The optimization methods described in this chapter attempt to minimize a objective function which is the root-sum-square of a diagram simulation result deviations from experimental data. There are several ways to do this and Optimization application supports some different methods for the minimization of the objective function.

 

Adaptive simulated annealing (ASA)

 

Adaptive simulated annealing (ASA) is a global optimization algorithm that relies on randomly importance-sampling the parameter space (Ingber, 1996).

 

The following options of the algorithm must be set.

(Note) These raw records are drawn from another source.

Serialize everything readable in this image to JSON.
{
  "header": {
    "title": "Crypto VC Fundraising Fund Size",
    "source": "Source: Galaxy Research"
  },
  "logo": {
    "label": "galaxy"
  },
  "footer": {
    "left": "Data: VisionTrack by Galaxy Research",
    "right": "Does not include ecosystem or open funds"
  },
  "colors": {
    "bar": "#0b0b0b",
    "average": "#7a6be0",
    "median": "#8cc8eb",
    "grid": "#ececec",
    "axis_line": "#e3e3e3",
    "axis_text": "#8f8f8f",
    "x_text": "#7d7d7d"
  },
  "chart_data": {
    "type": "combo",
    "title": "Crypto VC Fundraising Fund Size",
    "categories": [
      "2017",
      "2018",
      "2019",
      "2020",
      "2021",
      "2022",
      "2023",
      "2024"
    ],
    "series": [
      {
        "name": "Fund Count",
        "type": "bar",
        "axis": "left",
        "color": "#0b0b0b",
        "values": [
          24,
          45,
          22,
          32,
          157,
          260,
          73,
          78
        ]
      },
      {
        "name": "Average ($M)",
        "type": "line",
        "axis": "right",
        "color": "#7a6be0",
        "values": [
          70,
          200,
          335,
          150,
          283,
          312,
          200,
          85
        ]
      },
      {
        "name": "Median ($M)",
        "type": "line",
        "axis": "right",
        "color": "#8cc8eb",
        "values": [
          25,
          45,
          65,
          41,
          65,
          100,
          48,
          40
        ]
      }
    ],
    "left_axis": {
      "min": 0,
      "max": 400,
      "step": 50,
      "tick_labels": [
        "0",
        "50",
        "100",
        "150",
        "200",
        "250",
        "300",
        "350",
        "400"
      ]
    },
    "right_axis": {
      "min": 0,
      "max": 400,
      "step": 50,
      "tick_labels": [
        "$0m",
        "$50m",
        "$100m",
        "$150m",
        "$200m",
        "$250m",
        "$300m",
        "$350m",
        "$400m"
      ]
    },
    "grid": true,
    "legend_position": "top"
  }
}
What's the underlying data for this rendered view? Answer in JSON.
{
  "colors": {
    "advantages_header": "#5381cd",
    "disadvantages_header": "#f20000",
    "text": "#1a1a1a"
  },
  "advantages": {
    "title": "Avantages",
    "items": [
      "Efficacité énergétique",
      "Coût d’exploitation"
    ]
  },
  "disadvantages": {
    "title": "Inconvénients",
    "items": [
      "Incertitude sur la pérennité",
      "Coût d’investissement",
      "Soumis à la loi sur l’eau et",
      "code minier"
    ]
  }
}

· Calculation accuracy is a positive double value to determine the difference between deviation of simulation result from experimental dataset under parameter values of current calculation step and values of previous calculation step. The default is '1.0E-11'.

 

Stochastic ranking evolution strategy (SRES)

 

The Evolution Strategy using Stochastic Ranking (Runarsson & Yao, 2000) is a (µ λ)-ES evolutionary optimization algorithm that uses stochastic ranking as the constraint handling technique. The stochastic ranking is based on the bubble-sort algorithm and is supported by the idea of dominance (Moles et al, 2003).

 

The following options of the algorithm must be set.

· Number of iterations is a positive integer value to determine the number of iterations the algorithm shall evolve the population. The default is '1750'.
· Population size is a positive integer value to determine the number of individuals that survive after each iteration. The default is '196'.

 

Global optimization using the DIRECT algorithm (GLBSOLVE)

 

A deterministic GO method (Holmström, 1999) is a version of the DIRECT algorithm (Jones et al, 1993; Jones et al, 2001). GLBSOLVE runs for a predefined number of iterations and consider the best function value found as the global optimum.

 

The following options of the algorithm must be set.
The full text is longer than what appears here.